JASPER — There came a time in Dr. Richard Moss’ life when he bucked convention, security and comfort. At age 33, done with medical school and residency, the Jasper doctor rolled the dice and took a chance. He recounts the ensuing journey in his new book, “A Surgeon’s Odyssey.”
He had a plan before he left the United States to become a vagabond, volunteer cancer surgeon throughout Asia during the late 1980s and early 1990s. He was a trained and licensed ear, nose and throat doctor and head and neck cancer surgeon. He always wanted to experience life outside the country. And he had a passion to help others. But nothing could prepare him for the incredibly complicated journey he embarked on or the incredibly colorful characters he met in the three years he was away.
“I gave up financial security,” said Moss, who lived off of a few thousand dollars he’d saved up as well as stipends from university hospitals during those years. “I could have been making a lot of money.”
Instead, he made very little. But when Moss thinks back on it, he remembers his time working abroad as one of the most rewarding periods of his life.
He described the book as an adventure story, but said it is also about the cultural and spiritual passage he wandered through during his time on the continent of Asia. After 14 years of studying and training to become an otolaryngologist, he was more than ready to get out and satisfy his deep wanderlust.
“For me, I had such a deep wanderlust and a desire to get out there and just see the world — bare bones and naked,” Moss reflected in a Tuesday interview. “And see it at its most beautiful and most destitute and impoverished and miserable. You saw it all. It was really traveling in the raw.”
He worked in university hospitals in Thailand, India, Bangladesh and Nepal, which allowed him to both help patients and teach medical students modern techniques he’d learned. He removed tumors and completed other ear, nose and throat surgeries for everyone from average citizens to the extremely wealthy and politically powerful. And he never charged anyone for his work.
During the journey, he met his wife, Ying, in Thailand. He interacted with and operated on political elites because of his highly sought-after American training and board certification. But eventually he ran out of money and had to come back to the states.
Someday, he said he might go back and complete more volunteer work overseas. He wishes now he could have figured out a way to both make money and continue his volunteer efforts in The Orient, but remembers how focused he was then on not accepting any money at all for his services.
And while Moss looks back on his time as a volunteer fondly and considers volunteerism a positive and noble pursuit, he stressed the importance of individual nations promoting free markets and the private sector to actually end suffering and elevate their societies.

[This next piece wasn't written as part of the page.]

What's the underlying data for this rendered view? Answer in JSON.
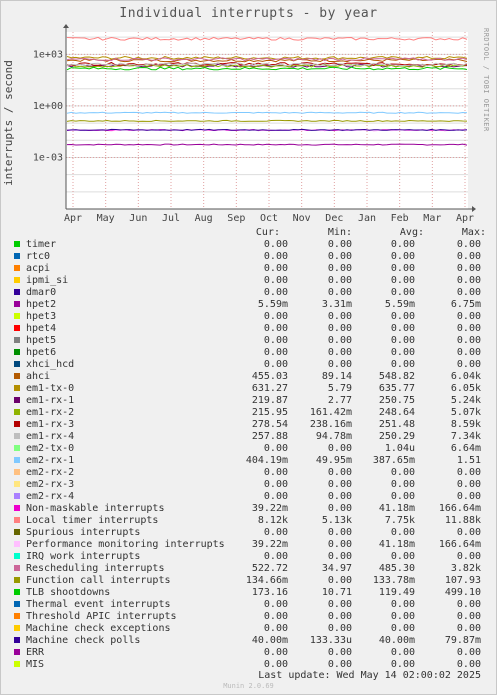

“It’s a thimble full in an ocean of suffering and wretchedness,” Moss said of volunteer efforts.
“Ultimately, all the volunteers in the world, all of the government aid, all of the NGOs (non-government organizations) and the international organizations will not touch the problem. What ultimately will elevate a culture is when the people and their government decide to create liberty and opportunity and have a robust free market with innovation and research and development and strong civic institutions.”
Signed copies of his book can be purchased at Moss’ Jasper medical office, 721 W. 13th St., Jasper. Physical copies and e-book versions are also sold on Amazon and through Archway Publishing.
Moss is a board-certified head and neck surgeon with a private practice in Jasper, where he has lived for more than 27 years with his wife and four children. Moss earned his medical degree at the Indiana University School of Medicine in Indianapolis. He is also a columnist, local businessman and investor, and has sought political office. He is the author of “Matilda’s Triumph: A Memoir,” a book about his mother’s encounter with a devastating stroke intertwined with vignettes of her as a young woman, raising her five sons as a single parent in the Bronx.